Most lawyers involved in open source have supported the trend towards wider use of formal contributor agreements, by helping to write them and by advising clients to use them. In this talk I take a contrarian view, drawing on my experiences as Red Hat’s open source licensing counsel. I argue that formal contributor agreements give rise to a number of social, economic and ethical problems that threaten to undermine the cultural foundations of free software and the technical advantages of the open source development model. These problems are most serious for corporate-dominated projects, raising fundamental questions about the proper relationship between free software community development and commercial exploitation of open source. Apologists for formal contributor agreements often claim that they offer legal benefits to the project or its sponsoring organization. I maintain that these legal benefits are dubious and are, in any event, outweighed by the risk of undesirable consequences from use of such agreements. I encourage projects instead to adopt explicit but informal contribution policies that are grounded in free software tradition and that encourage community-building rather than imbalances of power among project participants. For most projects, an explicitly announced “inbound=outbound” policy is the best choice.

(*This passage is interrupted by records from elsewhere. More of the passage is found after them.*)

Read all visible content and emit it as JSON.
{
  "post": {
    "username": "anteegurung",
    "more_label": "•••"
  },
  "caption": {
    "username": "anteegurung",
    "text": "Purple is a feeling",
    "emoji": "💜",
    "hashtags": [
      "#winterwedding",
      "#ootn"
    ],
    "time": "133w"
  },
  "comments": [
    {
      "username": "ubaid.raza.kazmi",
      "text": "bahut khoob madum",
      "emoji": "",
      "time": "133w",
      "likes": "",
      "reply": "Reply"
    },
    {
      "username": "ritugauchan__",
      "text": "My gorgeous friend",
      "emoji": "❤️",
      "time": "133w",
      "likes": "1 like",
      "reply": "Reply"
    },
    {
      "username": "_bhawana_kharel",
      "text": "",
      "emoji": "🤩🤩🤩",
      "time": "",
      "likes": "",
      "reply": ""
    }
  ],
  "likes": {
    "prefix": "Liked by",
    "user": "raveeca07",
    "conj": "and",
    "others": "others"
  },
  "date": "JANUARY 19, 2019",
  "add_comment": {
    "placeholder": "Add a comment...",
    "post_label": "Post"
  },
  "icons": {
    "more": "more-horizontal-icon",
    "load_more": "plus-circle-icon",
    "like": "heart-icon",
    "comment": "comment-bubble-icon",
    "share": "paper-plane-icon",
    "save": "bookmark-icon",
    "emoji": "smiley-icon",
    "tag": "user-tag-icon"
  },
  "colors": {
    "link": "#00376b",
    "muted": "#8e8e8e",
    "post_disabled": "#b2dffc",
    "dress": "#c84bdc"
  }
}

Richard Fontana is Red Hat’s Open Source Licensing Counsel. At Red Hat he spends his time advising developers about FOSS licensing, copyright and patent issues, educating non-developers about FOSS culture, and promoting open standards and intellectual property legal reform.
Before joining Red Hat, Fontana was an attorney at the Software Freedom Law Center, where his principal client was the Free Software Foundation. He was co-author, with Richard Stallman and Eben Moglen, of the GNU GPL, version 3.